Theodicy
The tsunami seems to have provoked a crisis of opinion over theodicy (see here, here, and here, for example). This is irrational. Everyone dies, most of them in painful ways; few die painlessly in their sleep. And hardly anyone lives a peaceful life completely free from any tragic events. The whole world is teeming with examples of pain, suffering, evil, disasters (major and minor), accidents, desperate circumstances, poverty, hunger, disease.
So, while a tsunami that claimed 150,000 victims might seem overwhelming to think of at once, that figure is about one forty-millionth [correction: forty-thousandth] of the world's population. If people were already prepared to maintain religious faith in the face of a 100% death rate (and all the lesser evils that already exist in the world), it is irrational to act as if the problem of evil has suddenly arisen simply because a minute percentage of the world's population faced death in one incident.
Stuart Buck
So, while a tsunami that claimed 150,000 victims might seem overwhelming to think of at once, that figure is about one forty-millionth [correction: forty-thousandth] of the world's population. If people were already prepared to maintain religious faith in the face of a 100% death rate (and all the lesser evils that already exist in the world), it is irrational to act as if the problem of evil has suddenly arisen simply because a minute percentage of the world's population faced death in one incident.
Stuart Buck
6 Comments:
I don't think anyone is saying the problem has "arisen" from the tragedy. It's just that a vivid example of natural evil like this makes the problem more cognitively available (as it were) and so it's natural that it would provoke discussion on the topic.
Well, sure, the tsunami made the reality of death more cognitively available -- but that a heuristic bias, is it not?
I think your numbers are off. If 150,000 people are 1 40-millionth of the worlds population, then the world population is 6 trillion (6 E 12). That's about 3 orders of magnitude too high.
Actually, one in 40,000 people died in the tsunami. If the average life span is 65 years, one person in about 23,000 dies every day anyway. So we can think of 12/26/2004 as a really bad day, but not that far out of the ordinary.
Oops!
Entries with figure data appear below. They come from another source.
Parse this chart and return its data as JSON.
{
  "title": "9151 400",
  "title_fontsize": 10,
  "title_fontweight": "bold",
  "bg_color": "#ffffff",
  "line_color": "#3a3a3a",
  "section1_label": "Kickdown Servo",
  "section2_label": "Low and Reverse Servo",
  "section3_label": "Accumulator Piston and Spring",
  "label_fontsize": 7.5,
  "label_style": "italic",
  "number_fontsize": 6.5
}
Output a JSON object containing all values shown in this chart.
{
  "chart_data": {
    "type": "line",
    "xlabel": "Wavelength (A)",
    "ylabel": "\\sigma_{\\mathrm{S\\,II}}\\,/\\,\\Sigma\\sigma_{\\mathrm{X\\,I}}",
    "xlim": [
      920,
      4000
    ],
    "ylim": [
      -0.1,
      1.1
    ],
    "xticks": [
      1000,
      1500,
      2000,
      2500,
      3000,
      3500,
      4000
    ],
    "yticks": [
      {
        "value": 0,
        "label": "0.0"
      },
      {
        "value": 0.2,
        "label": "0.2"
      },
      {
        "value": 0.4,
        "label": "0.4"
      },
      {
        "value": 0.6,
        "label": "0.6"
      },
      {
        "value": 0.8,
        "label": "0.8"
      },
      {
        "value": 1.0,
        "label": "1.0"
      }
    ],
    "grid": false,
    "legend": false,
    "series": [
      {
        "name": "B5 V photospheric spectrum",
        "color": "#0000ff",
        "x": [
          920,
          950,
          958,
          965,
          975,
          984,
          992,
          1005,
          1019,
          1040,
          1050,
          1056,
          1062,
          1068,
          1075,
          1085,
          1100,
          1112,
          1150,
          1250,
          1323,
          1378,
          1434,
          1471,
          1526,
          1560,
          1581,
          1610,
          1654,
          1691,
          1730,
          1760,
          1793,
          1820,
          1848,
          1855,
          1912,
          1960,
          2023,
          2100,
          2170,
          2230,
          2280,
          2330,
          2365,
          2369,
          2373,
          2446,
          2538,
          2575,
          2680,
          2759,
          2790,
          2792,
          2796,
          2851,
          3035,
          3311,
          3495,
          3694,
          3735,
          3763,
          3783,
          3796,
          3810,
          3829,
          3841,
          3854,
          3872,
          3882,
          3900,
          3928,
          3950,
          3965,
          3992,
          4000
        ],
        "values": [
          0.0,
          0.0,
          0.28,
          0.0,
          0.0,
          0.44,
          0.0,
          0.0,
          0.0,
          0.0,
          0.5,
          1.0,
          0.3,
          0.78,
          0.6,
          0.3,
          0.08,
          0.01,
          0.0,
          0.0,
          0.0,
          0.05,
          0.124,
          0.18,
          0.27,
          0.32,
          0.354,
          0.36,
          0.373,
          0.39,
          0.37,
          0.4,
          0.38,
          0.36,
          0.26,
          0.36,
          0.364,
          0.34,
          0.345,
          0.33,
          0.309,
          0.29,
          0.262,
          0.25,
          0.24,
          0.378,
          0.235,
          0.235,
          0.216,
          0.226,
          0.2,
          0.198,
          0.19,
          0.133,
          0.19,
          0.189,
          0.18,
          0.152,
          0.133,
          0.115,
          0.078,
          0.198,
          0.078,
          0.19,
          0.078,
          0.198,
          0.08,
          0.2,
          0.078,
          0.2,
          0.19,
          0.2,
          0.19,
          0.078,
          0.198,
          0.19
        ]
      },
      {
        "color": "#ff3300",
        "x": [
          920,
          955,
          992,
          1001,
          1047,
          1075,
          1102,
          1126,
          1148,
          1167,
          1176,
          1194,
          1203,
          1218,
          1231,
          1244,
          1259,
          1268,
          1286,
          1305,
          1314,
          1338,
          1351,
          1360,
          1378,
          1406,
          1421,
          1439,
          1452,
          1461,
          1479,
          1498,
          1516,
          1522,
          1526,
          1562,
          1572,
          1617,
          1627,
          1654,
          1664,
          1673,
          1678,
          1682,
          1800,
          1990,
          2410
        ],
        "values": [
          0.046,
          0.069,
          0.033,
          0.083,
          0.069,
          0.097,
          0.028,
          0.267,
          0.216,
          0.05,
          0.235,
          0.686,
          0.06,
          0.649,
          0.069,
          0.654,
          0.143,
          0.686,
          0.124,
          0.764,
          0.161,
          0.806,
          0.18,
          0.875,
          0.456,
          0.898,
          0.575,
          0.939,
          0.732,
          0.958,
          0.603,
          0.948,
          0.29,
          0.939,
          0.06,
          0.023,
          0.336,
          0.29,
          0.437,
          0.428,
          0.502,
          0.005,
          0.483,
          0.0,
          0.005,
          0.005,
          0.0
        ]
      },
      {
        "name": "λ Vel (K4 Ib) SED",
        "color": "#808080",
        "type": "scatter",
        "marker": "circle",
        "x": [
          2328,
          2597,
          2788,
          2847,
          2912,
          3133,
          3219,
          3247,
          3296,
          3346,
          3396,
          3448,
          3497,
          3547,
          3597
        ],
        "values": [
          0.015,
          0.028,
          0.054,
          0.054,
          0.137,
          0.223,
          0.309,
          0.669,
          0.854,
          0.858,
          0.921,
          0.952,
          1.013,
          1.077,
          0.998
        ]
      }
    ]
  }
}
I'll correct that. (The overall point is still the same, though.)
C.S. Lewis points out a similar thought in his book "The Problem of Pain".
"We must never make the problem of pain worse than it is by vague talk about the 'unimaginable sum of human misery'. Suppose that I have a toothache of intesity x: and suppose that you, who are seated beside me, also begin to have a toothache of intensity x. You may, if you choose, say that the total amount of pain in the room is now 2x. But you must also remember that no one is suffering 2x: search all time and all space and you will not find that composite pain in anyone's consciousness. There is no such thing as sum of suffering, for no one suffers it. When we have reached the maximum that a single person can suffer, we have, no doubt, reached something very horrible, but we have reached all the suffering there ever can be in the universe. The addition of a million fellow-sufferers adds no more pain."
"[cognitive availability is] a heuristic bias, is it not?"
Sure, but it's a bias that generally has us tuning out the steady drip of human anguish rather than drawing our attention to it. Mass catrastrophes like this one defeat that bias by making such anguish more salient.